John Redwood (Wokingham) (Con)

I welcome proposals that will create more generating capacity in the United Kingdom. As the Minister knows, I am extremely worried that we are already typically 10% dependent on imported electricity and that the current plans envisage our becoming more import dependent, with the preferred route for electricity provision being the construction of more interconnectors. I am worried about this on security grounds, because we link ourselves at our peril into an energy-short system on the continent of Europe that is far too dependent on Mr Putin and Russian gas. I also worry about it because we are short of electricity and gas at the moment, and we see the price pressures that that creates. I think we should be doing more to expand the supply of both electricity and domestic gas.

I think the Scottish National party has made some important points, although it comes at nuclear power from a different perspective from that of the Government. While we could usefully enjoy more nuclear power, it is very important that those projects are timely and cost-controlled, with technologies that will deliver reliable power on a sustainable basis. Does the Minister agree that nothing in this legislation, and nothing that he can now do, can prevent the proportion of our electricity that is generated by nuclear from declining for the whole of this decade? As I understand it, these projects take a long time to get type approval and financing, and a long time in construction. As I also understand it, all but one of our current nuclear power stations is scheduled to close by 2030, and although one large new nuclear power station should come on stream during that period, it will not offset all the capacity that is taken out.

John Redwood (Wokingham) (Con)

I wish the Secretary of State, the Minister and the Bill every success. I think we might call this Secretary of State brave, because experience tells us that it is extremely difficult to land one of these really big projects and keep it to time and budget, and it is extremely difficult to get agreement to cheaper power. I am delighted that Ministers are motivated by the wish to have both more reliable generating capacity and more affordable power. Those are two excellent objectives of energy policy.

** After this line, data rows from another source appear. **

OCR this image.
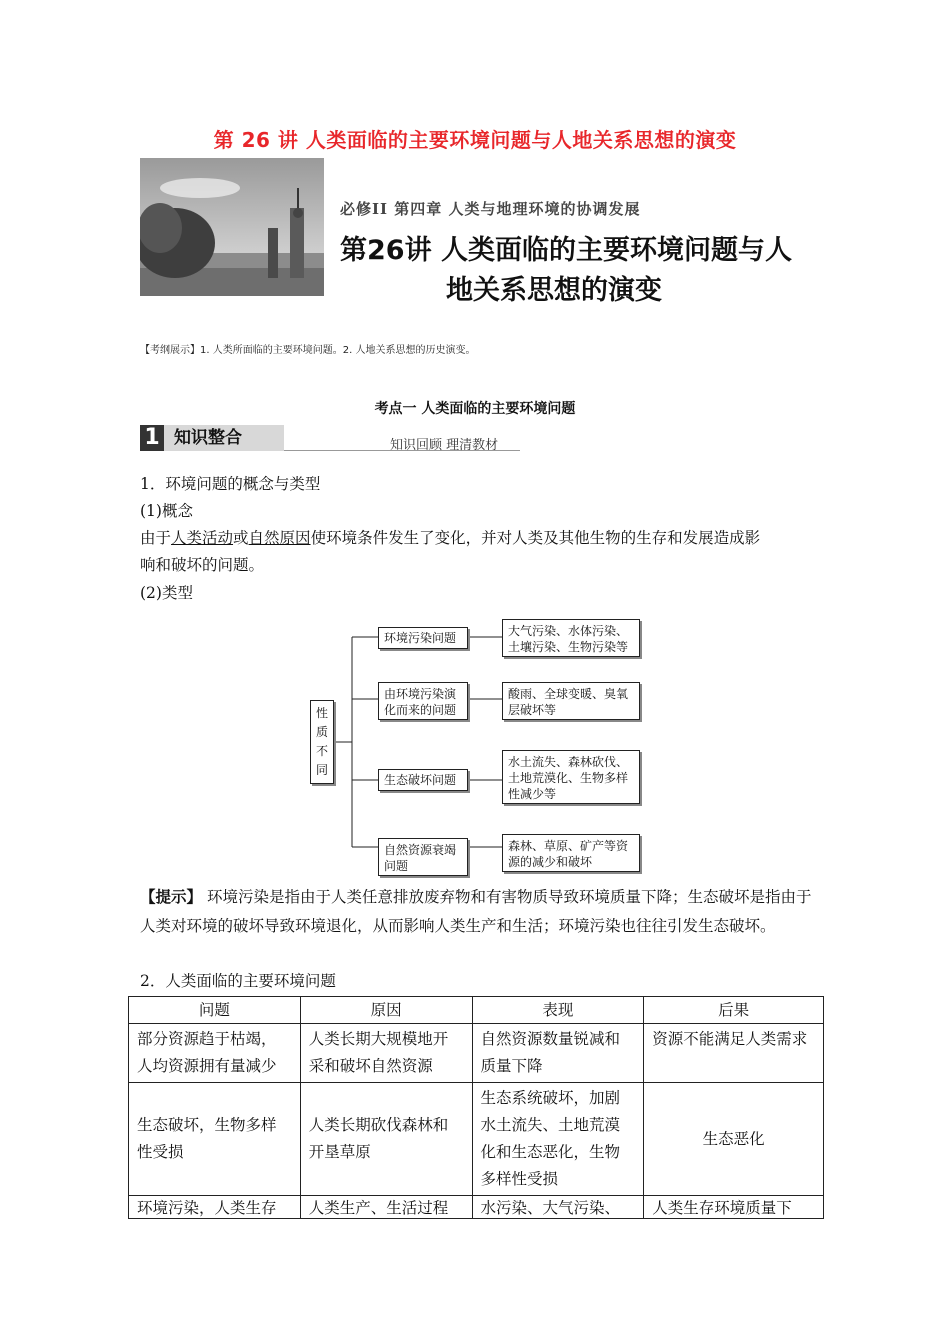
第 26 讲 人类面临的主要环境问题与人地关系思想的演变
必修II 第四章 人类与地理环境的协调发展
第26讲 人类面临的主要环境问题与人
地关系思想的演变
【考纲展示】1. 人类所面临的主要环境问题。2. 人地关系思想的历史演变。
考点一 人类面临的主要环境问题
1 知识整合	知识回顾 理清教材
1．环境问题的概念与类型
(1)概念
由于人类活动或自然原因使环境条件发生了变化，并对人类及其他生物的生存和发展造成影
响和破坏的问题。
(2)类型
性质不同
环境污染问题
由环境污染演化而来的问题
生态破坏问题
自然资源衰竭问题
大气污染、水体污染、土壤污染、生物污染等
酸雨、全球变暖、臭氧层破坏等
水土流失、森林砍伐、土地荒漠化、生物多样性减少等
森林、草原、矿产等资源的减少和破坏
【提示】 环境污染是指由于人类任意排放废弃物和有害物质导致环境质量下降；生态破坏是指由于人类对环境的破坏导致环境退化，从而影响人类生产和生活；环境污染也往往引发生态破坏。
2．人类面临的主要环境问题
问题	原因	表现	后果
部分资源趋于枯竭，人均资源拥有量减少	人类长期大规模地开采和破坏自然资源	自然资源数量锐减和质量下降	资源不能满足人类需求
生态破坏，生物多样性受损	人类长期砍伐森林和开垦草原	生态系统破坏，加剧水土流失、土地荒漠化和生态恶化，生物多样性受损	生态恶化
环境污染，人类生存	人类生产、生活过程	水污染、大气污染、	人类生存环境质量下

However, I fear that what I have learned from this debate, and from previous debates like it, are these things. First, we are going to have less nuclear power in 2030 than we have today, whatever Ministers do—they are prisoners of their inheritance. Secondly, it will be difficult signing up big projects in particular, or getting smaller projects that are available and working in good time so that there is more nuclear, rather than less, in the decade that follows, and it will be difficult securing that at prices that customers think are good.

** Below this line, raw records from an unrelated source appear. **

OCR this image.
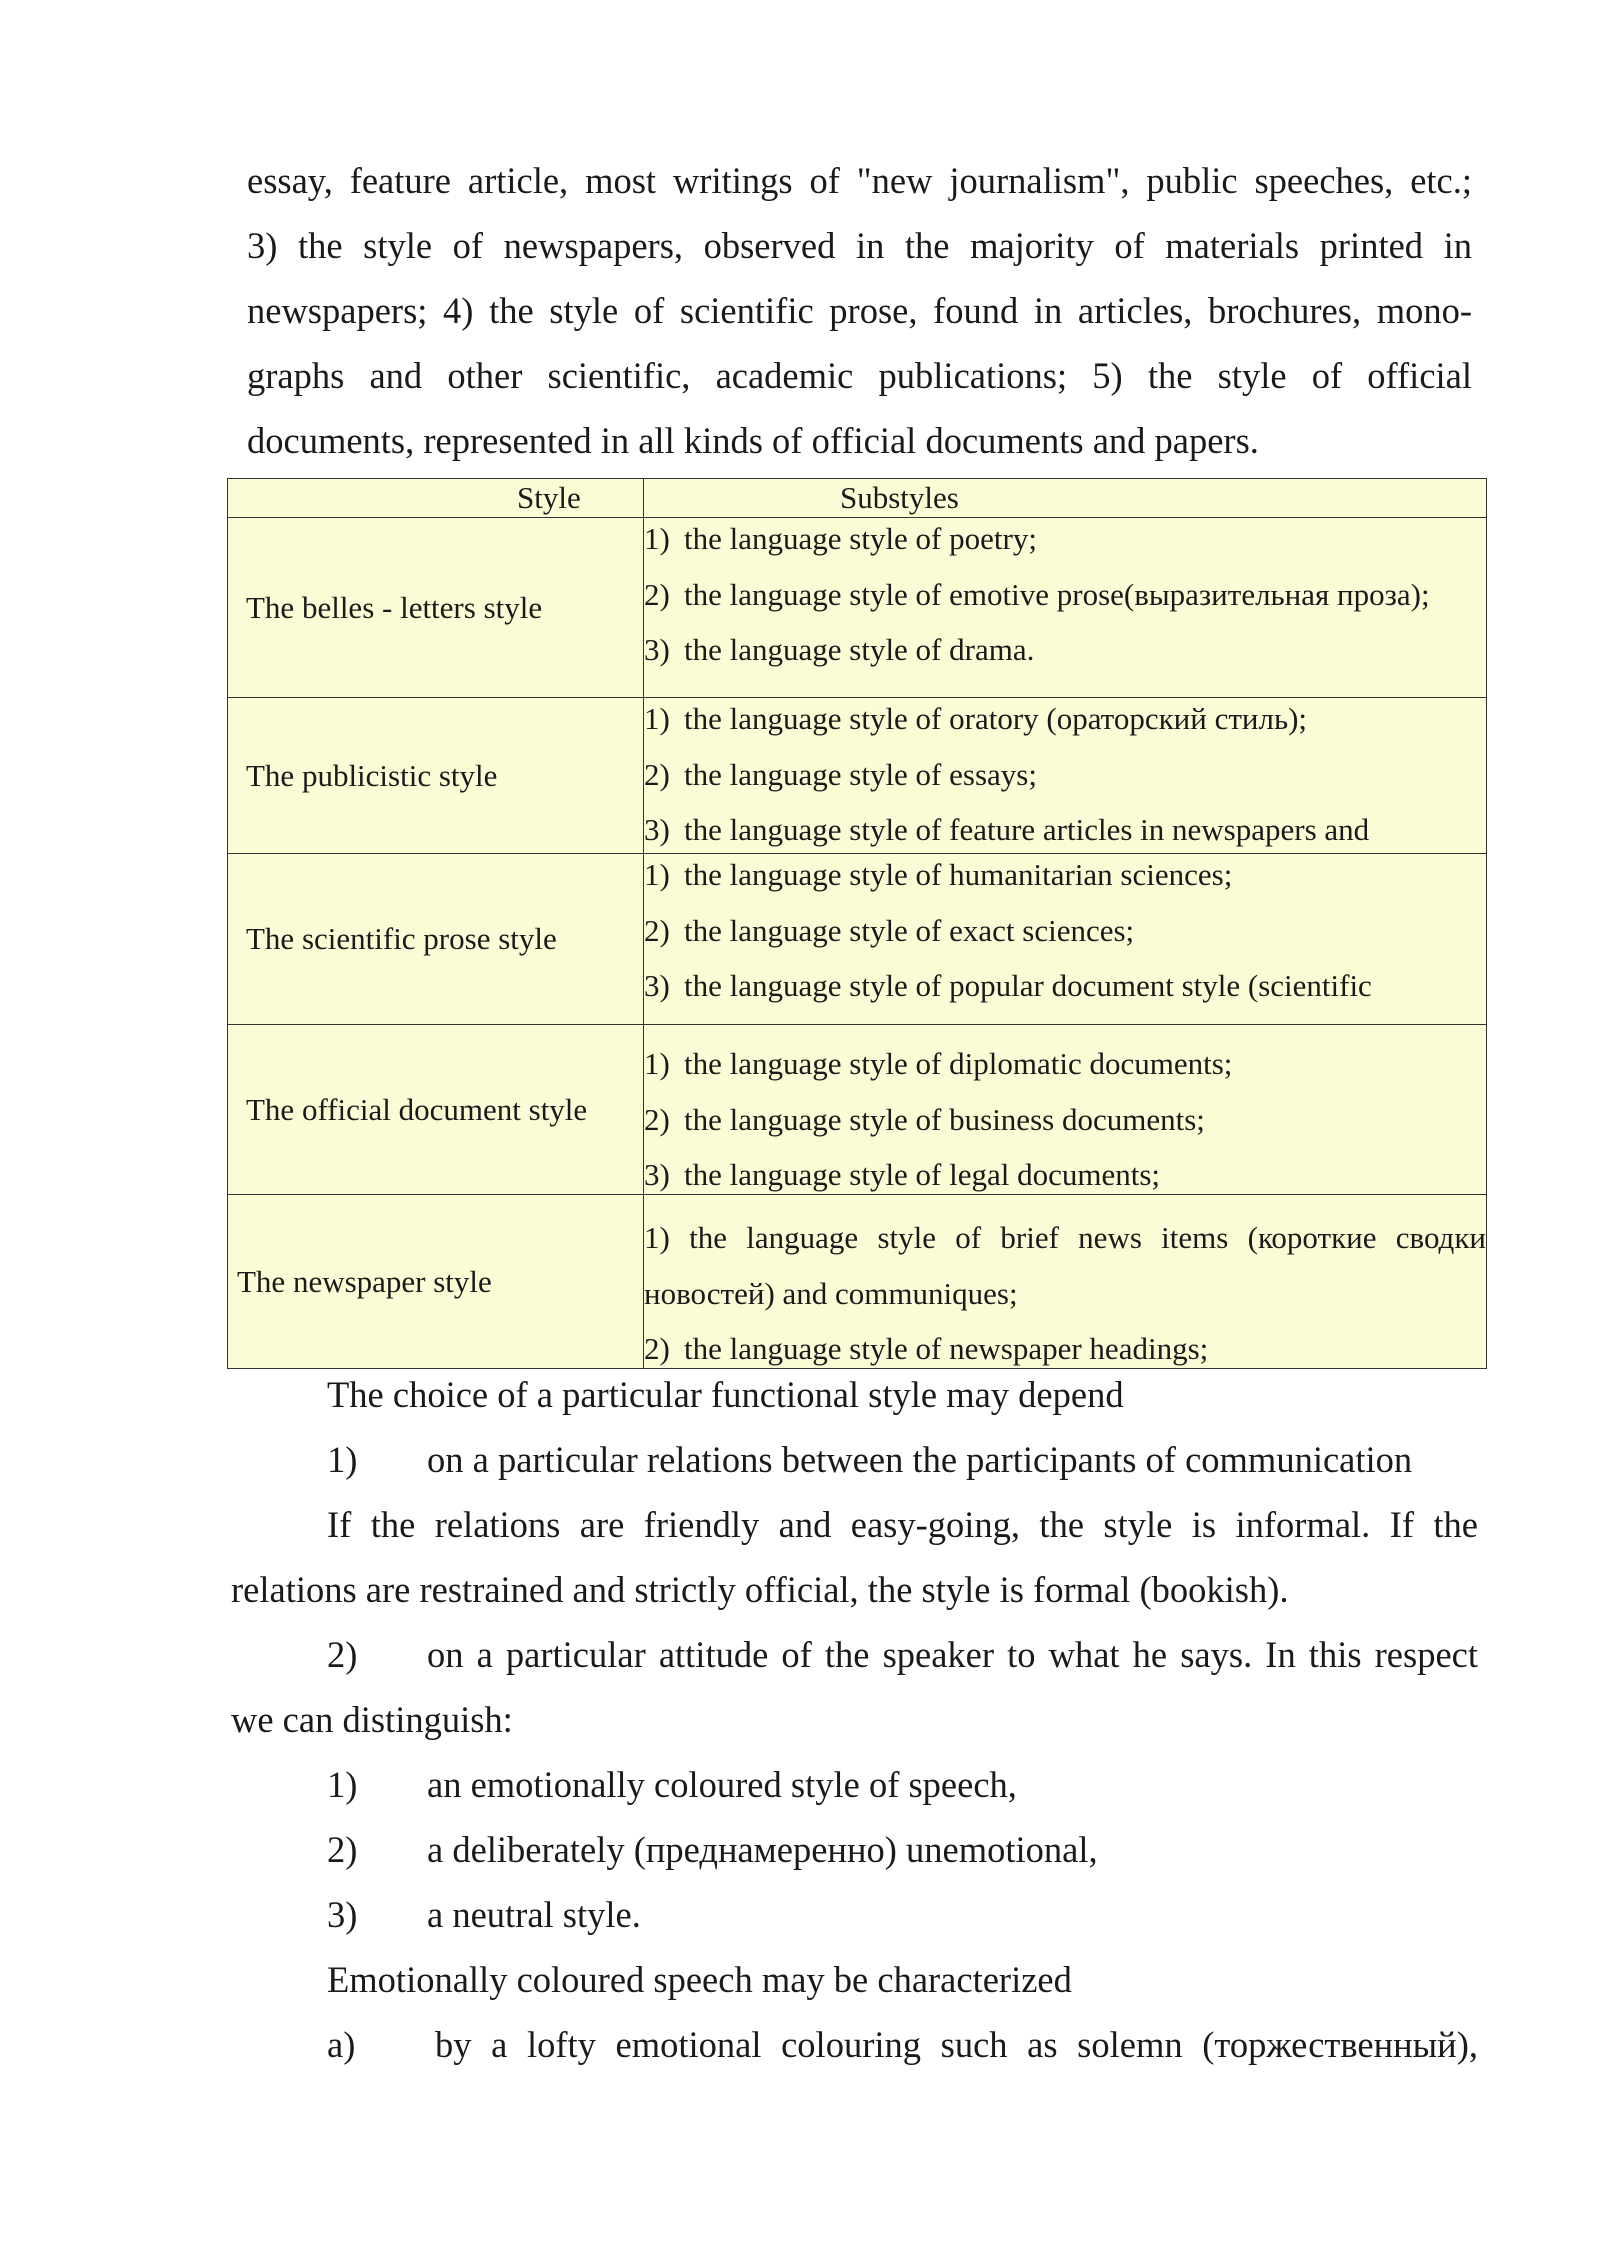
essay, feature article, most writings of "new journalism", public speeches, etc.;
3) the style of newspapers, observed in the majority of materials printed in
newspapers; 4) the style of scientific prose, found in articles, brochures, mono-
graphs and other scientific, academic publications; 5) the style of official
documents, represented in all kinds of official documents and papers.
Style	Substyles
The belles - letters style	1) the language style of poetry;
2) the language style of emotive prose(выразительная проза);
3) the language style of drama.

The publicistic style	1) the language style of oratory (ораторский стиль);
2) the language style of essays;
3) the language style of feature articles in newspapers and

The scientific prose style	1) the language style of humanitarian sciences;
2) the language style of exact sciences;
3) the language style of popular document style (scientific

The official document style	1) the language style of diplomatic documents;
2) the language style of business documents;
3) the language style of legal documents;

The newspaper style	1) the language style of brief news items (короткие сводки
новостей) and communiques;
2) the language style of newspaper headings;

The choice of a particular functional style may depend

1)	on a particular relations between the participants of communication

If the relations are friendly and easy-going, the style is informal. If the

relations are restrained and strictly official, the style is formal (bookish).

2)	on a particular attitude of the speaker to what he says. In this respect

we can distinguish:

1)	an emotionally coloured style of speech,
2)	a deliberately (преднамеренно) unemotional,
3)	a neutral style.

Emotionally coloured speech may be characterized

a)	by a lofty emotional colouring such as solemn (торжественный),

In the meantime, we have the problem that, on a typical day, we are already 10% import dependent for our electricity—I think it should all be generated in the UK—and that we are very dependent on the sun shining and the wind blowing, but the wind not blowing too much. When those things did not happen towards the end of last year, we had to reopen three old coal plants. People would rather not have to burn coal, but coal stations were reliable and actually worked when the wind did not blow and the sun did not shine. If the plan is to close them down and make them unavailable in future before we have anything else as a good stand-by, we will be trying the patience of the international community and trying our own luck rather too far.

I urge the Secretary of State, on the back of this Bill, to consider ways of increasing reliable power for this coming decade—the decade that we are living in and that we will be battling over in immediate elections to come—because that is what will matter to our voters. We should have in mind security of supply, availability of supply and affordability as the crucial things that we need to take care of so that we do not have a self-imposed energy crisis. Linking us into the European system is not a secure thing to do, because those countries are chronically short of reliable green power. Poland and Germany are in the middle of trying to phase out coal and lignite. Germany is in the middle of phasing out nuclear altogether. France needs to think about replacements for its ageing nuclear fleet and it is chronically short of gas, which is a sensible transition fuel, so it needs to rely on Putin and Russia.